Back To The Future



“Blessings upon Cadmus, the Phoenicians, or whoever it was that invented books,” wrote philosopher Thomas Carlyle. Carlyle, for all practical purposes, hadn’t foreseen the advent of electronic publishing, or the possibility of something as smart as the electronic book — in his wildest of dreams — the jazzy cultural, or philosophical, touchstone. The printed word, on paper, was too sacred a proposition for someone like him, like most of us — especially, committed book lovers. It still is — no matter the changing graph in one’s perceptions today, thanks to our singular love for the magical chip and all its wondrous, dappled uses.

Whatever one’s understanding of high-tech publishing, it goes without saying that all of it originated from the humblest of beginnings — a pioneer called Johannes Gutenberg, and his first printing press. A simple, but profound process — one that is now too deeply entrenched in our psyche. Of the smell of paper, the ink, and that great, elemental feeling of a published work in hand. It still holds magic — one that enraptures us, even if we don’t really read books as much as we did before. Blame it too on our own overwhelmingly well-orchestrated preoccupations, the pressures of modern living, or the supremacy of television and the Internet — and, you have a plethora of abstractions as to why the reading habit is increasingly being undermined by sleek intrusions.

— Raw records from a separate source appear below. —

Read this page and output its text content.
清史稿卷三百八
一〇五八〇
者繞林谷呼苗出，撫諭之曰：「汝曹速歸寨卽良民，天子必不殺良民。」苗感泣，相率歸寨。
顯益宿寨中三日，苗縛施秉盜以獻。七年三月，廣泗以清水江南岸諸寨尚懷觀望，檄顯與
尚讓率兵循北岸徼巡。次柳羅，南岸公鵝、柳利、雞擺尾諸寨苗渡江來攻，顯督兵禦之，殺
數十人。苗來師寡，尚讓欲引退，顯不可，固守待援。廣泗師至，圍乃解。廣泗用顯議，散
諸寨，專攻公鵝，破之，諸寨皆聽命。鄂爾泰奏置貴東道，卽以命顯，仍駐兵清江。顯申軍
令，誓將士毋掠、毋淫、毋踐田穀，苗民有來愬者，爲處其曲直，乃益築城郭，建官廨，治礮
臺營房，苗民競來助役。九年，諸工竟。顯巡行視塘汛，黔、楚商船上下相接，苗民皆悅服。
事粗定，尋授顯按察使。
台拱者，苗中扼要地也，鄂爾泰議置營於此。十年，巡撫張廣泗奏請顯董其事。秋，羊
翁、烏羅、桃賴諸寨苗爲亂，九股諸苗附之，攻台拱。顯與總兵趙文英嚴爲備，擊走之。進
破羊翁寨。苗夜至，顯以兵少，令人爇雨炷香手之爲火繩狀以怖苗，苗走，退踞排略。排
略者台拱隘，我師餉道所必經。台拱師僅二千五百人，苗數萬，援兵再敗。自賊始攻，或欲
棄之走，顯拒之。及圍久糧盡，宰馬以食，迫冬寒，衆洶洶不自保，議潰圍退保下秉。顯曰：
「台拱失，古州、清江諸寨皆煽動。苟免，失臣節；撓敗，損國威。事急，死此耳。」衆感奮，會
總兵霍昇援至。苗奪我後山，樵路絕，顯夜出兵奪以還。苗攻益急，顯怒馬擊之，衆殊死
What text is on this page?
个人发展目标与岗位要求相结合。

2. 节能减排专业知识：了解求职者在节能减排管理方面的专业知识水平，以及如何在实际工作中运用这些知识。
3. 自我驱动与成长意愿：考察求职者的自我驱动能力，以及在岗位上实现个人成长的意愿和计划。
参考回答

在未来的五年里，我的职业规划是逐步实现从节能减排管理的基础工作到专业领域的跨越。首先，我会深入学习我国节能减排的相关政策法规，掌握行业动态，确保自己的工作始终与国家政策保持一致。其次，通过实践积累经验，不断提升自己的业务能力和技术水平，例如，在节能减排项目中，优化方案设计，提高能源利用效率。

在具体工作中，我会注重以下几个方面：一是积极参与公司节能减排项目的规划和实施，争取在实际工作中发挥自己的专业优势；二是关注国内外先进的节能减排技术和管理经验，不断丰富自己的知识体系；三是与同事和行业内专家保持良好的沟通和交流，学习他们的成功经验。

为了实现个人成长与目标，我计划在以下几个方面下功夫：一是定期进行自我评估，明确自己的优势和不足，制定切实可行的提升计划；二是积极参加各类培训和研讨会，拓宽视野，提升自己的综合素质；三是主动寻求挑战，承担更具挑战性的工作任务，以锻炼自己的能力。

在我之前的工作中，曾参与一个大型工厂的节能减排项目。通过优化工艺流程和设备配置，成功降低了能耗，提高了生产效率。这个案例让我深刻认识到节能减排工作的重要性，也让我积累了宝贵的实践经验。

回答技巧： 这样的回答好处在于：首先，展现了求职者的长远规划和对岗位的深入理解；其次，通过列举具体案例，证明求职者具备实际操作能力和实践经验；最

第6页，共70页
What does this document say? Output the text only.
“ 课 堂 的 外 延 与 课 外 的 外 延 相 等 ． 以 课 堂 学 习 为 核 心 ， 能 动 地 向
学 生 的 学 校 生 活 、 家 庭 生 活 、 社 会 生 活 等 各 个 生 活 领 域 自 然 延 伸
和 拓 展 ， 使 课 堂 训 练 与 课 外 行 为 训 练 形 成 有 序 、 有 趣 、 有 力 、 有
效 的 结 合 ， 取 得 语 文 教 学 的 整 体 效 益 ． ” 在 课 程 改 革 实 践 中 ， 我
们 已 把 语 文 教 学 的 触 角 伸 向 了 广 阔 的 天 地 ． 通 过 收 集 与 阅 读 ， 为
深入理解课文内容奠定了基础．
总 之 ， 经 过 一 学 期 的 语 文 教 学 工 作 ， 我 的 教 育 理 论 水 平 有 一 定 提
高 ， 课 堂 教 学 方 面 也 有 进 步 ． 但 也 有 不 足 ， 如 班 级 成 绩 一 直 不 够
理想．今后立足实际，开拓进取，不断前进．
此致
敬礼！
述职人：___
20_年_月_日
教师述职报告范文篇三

In reality, however, things are not as bad as you’d think. Printed books are being published — in millions. People still read them for a host of reasons. And, what’s more, you’ve bestsellers, not in their dozens, but in any number, rolling out of the press practically every day, interspersed with several awards and honours — including the noble Nobel. They are all books in a profusion of genres — from fiction, non-fiction etc., to the so-called ‘barometer’ that measures your pristine intellect and acumen. It is something that you ought to have in your résuméNew-Age wisdom, or the back-to-the-future sort of conscious feeling, and the web of life itself. It’s a pre-requisite for success — a celebration of a whole, new world of spiritual materialism.

Not that the human brain is in trouble; but the E-invasion is fully agog. Of machines, or products of human engineering intelligence, geared to take over the world. You may believe it, or you may also think that all this is illogical alarm, or artificial hype, or hoopla. It all depends on your school of thought. Yet, one fact remains. We are dwarfed by our own technological advance. More importantly, we have yielded our psyche to integrated circuits and their mechanical offspring — not simple, harmonious, or abundant living.

You’d think of the whole expanse as a cutting-edge theme too: where human technology is going next. Yet, its voyage is philosophically receptive, with emphasis on the narrative: of the exploration of new computer innovations for human life and the eventual victory of the virtual over the real itself. You’d also think of new-fangled, interactive electronic books as our futuristic theme song. This is nothing short of an intellectual exercise, all right. Not only that. It conceives its main mantle on independent robot-run industries of the future: of industries where one could transfer wealth, along with eventual replacement of organic human beings by mechanistic progeny, or ‘mind children.’ Its spectrum of vision is new Artificial Intelligence [AI] — the next evolutionary stride. The inference is obvious — the spectacular idea bids fair to the fact that once such intelligence is created by natural selection, it’s just a matter of time before higher intelligence outdoes its creators and displaces them to some, if not the whole, extent.